Many events and processes need meticulous planning and consideration before they are put into action; understanding the impact that even small a change will have in a business or educational setting is key to maintaining productivity and success.
Planning tools in general are useful at the moment, especially with organisations adjusting to a new fully remote or hybrid way of working or learning. Tools to help with planning are readily available, but Visio is a little different – it is Microsoft’s visualisation tool, producing flow diagrams from available data, and it is available as a web app to all Microsoft 365 commercial license subscribers, including Business Basic and beyond. It uses the standard layout and symbols of a flow diagram system, elongated circles for start and end points, rectangles for actions or instructions, rhombus for decisions and parallelograms for data input or output.
Many places can benefit from a visualisation method when planning. Processes are rapidly changing right now, and not everyone thinks in the same way. When you’re planning with a team, it can be helpful to be able to visualise the sequence from beginning to end – potential problems can be spotted more easily, and contingencies can be provisioned for.
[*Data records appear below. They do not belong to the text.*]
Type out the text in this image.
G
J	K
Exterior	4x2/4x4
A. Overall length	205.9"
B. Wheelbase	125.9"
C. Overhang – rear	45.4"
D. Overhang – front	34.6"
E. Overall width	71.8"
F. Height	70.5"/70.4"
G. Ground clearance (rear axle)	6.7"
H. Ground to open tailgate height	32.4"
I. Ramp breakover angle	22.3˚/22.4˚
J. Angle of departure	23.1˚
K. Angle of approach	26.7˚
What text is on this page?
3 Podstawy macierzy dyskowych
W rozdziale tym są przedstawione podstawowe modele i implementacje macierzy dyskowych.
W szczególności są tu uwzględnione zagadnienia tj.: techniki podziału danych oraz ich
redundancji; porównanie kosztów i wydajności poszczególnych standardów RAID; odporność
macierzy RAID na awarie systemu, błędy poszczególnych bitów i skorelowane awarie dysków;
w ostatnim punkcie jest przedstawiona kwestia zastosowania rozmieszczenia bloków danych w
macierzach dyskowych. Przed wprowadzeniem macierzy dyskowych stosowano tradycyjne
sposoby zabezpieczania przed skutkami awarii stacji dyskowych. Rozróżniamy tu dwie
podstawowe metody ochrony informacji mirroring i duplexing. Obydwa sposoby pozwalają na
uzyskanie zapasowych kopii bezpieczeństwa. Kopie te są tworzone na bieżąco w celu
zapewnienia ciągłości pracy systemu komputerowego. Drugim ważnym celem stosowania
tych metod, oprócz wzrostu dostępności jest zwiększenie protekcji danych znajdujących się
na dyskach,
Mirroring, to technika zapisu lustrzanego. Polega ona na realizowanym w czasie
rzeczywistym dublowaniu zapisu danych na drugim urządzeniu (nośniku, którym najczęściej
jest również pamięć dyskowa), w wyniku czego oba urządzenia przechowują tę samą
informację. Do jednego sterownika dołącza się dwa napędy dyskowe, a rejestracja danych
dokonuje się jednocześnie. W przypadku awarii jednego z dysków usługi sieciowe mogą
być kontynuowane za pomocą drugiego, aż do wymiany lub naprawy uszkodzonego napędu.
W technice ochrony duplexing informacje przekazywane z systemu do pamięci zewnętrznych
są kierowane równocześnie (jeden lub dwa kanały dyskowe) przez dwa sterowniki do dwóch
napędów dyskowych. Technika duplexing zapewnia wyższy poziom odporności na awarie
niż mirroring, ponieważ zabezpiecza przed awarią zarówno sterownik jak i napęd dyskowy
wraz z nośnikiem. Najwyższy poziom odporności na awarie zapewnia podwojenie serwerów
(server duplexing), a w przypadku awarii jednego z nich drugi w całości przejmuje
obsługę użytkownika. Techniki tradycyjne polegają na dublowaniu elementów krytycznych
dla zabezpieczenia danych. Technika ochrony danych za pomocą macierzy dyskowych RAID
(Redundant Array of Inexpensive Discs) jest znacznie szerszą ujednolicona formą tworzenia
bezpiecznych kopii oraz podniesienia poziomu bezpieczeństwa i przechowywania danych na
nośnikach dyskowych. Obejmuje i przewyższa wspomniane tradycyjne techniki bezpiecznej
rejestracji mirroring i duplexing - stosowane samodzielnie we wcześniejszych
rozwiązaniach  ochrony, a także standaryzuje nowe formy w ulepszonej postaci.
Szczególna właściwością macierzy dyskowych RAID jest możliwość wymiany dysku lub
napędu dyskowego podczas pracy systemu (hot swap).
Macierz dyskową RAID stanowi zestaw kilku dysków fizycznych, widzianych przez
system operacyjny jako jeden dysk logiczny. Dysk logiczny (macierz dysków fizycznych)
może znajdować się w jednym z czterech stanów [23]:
Visualisation is especially important when it comes to planning or adjusting a process that can have knock-on effects across a whole organisation, or when creating a brand new process, system, app or website that customers, clients, employees or colleagues will interact with.
Visio is not only useful for process planning, however – it can be an invaluable tool, for example, to separate tasks and plan effectively for a potential project, or to build an organisational hierarchy reference chart.
Its position as an app inside the Microsoft ecosystem also means that you can drop Vision diagrams and documents directly into Teams, or into Word or Excel documents. You can also use it to quickly visualise data inside Excel, in order to gain insights into that data.